11 ルル様と王太子
「私の家にはゼ・ムルブ聖国に関する歴史書や聖女についての書籍がたくさんありますので、聖女様には楽しんでいただけると思うんですよ。庭に小さな教会を建ててもいいですし、私は侯爵家で聖女様が過ごしやすいようにと考えているんです」
リコードにしては珍しく、いままでの中で一番まともな口説き文句だ。
「わたくしにはもったいないお言葉ですわ。皆様を癒し終えたので私は祖国へ戻りますけど、リコード様のご親切は忘れません」
「貴女はこの国に、いえ、私のもとに残るべきです」
「なんだ、聖女はリコードとそんな約束をしているのか、だったらローザ嬢も俺のそばにいたらいい」
ルル様が返事をする前にニクソンが話に割り込んだ。私の名前を勝手に出すな。
「何言ってるんですか。ローザちゃんは僕の花嫁に決まっているじゃないですか」
「なんだと」
ニクソンとモールスが睨み合いを始める。私は絶対にどっちの元にも残らないから。
「何を騒いでいる」
「エラン王太子殿下」
そこへエラン王太子がやって来た。取り巻きたちは遠巻きにして注視している。離れていろとエラン王太子に言われたのだろう。
「聖女、少しいいか」
「はい」
ルル様は私に目配せをしてから、エラン王太子と少し離れた誰もいない場所へと歩いて行った。

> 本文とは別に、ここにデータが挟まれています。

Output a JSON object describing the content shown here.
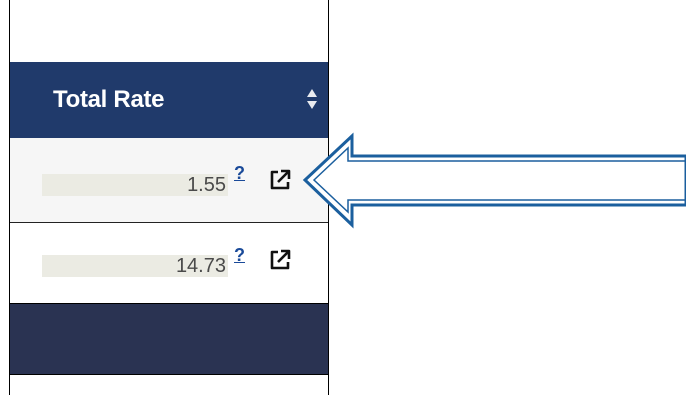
{
  "table": {
    "column_header": "Total Rate",
    "rows": [
      {
        "value": "1.55",
        "help": "?"
      },
      {
        "value": "14.73",
        "help": "?"
      }
    ]
  },
  "icons": {
    "sort": "sort-icon",
    "external_link": "external-link-icon",
    "arrow": "arrow-left-icon"
  },
  "colors": {
    "header_bg": "#203a6b",
    "footer_bg": "#2a3352",
    "field_bg": "#ebebe3",
    "arrow_stroke": "#1b5f9e"
  }
}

「あれ? 聖女はリコードといい雰囲気だったんじゃないのか?」
「いいところをニクソンが邪魔したんじゃないですか」
「そんなこと、した覚えはないぞ」
「ねえねえ、ローザちゃんは疲れていない? 向こうの休憩室で休まない?」
突然私の肩を抱こうとしたモールスの手から逃れるため、ちょうど目に入ったジャックの元へと急いで移動する。
もちろん目はルル様たちを追ったままでだ。
「ジャック様、助けてください。あの人たちしつこいんです」
「ローザさん? 僕のショールが役に立ったみたいですね」
「ええ、助かっています」
話をしながら、ルル様たちの方へ自然と足を向ける。
「ジャック殿、ローザ嬢は俺たちと一緒にいたんだ。どこに連れて行くつもりですか」
私のあとを追ってきたニクソンが忌々しそうにジャックに言う。
「ローザさんには身体の調子をみてもらう必要があって、もともと約束をしていたんですが、何か問題でも?」
「そ、そうですよ。ゼ・ムルブ聖国の使者として、不備があるといけませんからね」
「いや、それならいいのだ」
ニクソンはしぶしぶ自分勝手な追及をひっこめた。
モールスは、公爵嫡男のジャックには初めから歯が立たないと思っていたのか、文句は言わずに近くでこちらを見つめている。
とりあえずジャックという盾ができたので、安心してルル様たちを観察しようとバルコニーの方を見た。その瞬間。
「おまえはどこまで意固地なのだ」
ルル様を怒鳴りつける王太子の声が大広間中に響いたのだった。